Reclusa emparedada, ciega veinte años, invocada por los ojos que había perdido.

Nacida en Arezzo hacia mediados del siglo XIII, entró en religión a los trece años contra la voluntad de sus padres, entre las benedictinas de San Marco. Cuatro años después pasaba al monasterio de Todos los Santos, y ese movimiento ya no se detuvo: buscando siempre más silencio, acabó dejando el claustro por una celda de ermitaña junto al castillo de Civitella, en el Val di Chiana, donde vivía ya una reclusa llamada Lucía.
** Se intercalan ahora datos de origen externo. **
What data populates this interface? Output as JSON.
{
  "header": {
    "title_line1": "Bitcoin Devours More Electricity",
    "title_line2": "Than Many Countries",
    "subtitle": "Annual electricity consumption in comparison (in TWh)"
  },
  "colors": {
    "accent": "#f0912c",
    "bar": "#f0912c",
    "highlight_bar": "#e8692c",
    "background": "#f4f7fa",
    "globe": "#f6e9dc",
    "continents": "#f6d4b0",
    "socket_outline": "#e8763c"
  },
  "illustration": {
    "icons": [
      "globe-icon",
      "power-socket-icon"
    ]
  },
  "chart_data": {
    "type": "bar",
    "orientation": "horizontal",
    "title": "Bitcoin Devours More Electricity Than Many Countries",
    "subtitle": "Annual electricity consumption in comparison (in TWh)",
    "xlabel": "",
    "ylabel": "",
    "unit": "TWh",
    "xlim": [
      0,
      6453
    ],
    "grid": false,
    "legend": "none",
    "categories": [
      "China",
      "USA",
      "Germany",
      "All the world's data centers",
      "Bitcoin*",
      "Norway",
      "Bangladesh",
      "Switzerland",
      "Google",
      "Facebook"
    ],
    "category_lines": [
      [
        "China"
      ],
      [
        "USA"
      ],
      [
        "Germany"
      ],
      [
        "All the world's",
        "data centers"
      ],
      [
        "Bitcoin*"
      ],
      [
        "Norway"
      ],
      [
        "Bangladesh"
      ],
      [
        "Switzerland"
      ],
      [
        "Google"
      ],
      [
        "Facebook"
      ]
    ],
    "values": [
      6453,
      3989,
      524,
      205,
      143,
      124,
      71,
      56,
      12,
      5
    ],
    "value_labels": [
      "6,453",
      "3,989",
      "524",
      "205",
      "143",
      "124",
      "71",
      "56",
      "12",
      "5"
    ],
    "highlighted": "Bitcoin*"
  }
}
La asistió hasta su muerte y se quedó sola. Hacia los treinta y cinco años su vista flaqueó y luego se apagó del todo: pasó ciega los veinte últimos años de su vida. Eso fue lo que la devolvió a la ciudad, no para curarse sino para hacerse emparedar de nuevo, junto al monasterio de Sant'Antonio primero; luego, en 1316, fue elegida con cuatro compañeras para abrir en la ciudad un monasterio nuevo, llamado Le Murate, junto a la iglesia de Santa Maria del Ponte. De ahí le vino la fama: acudían a pedirle la curación de los ojos, aquellos mismos que ella había perdido. Murió el 12 de marzo de 1319. Poco después se escribió una Vida; León XIII confirmó su culto en 1891.

Patronazgo

Reconocer

Benedictina de velo negro con un libro; a veces un lirio, que se decía brotado solo sobre su tumba. No darle el puñal de Justina de Padua.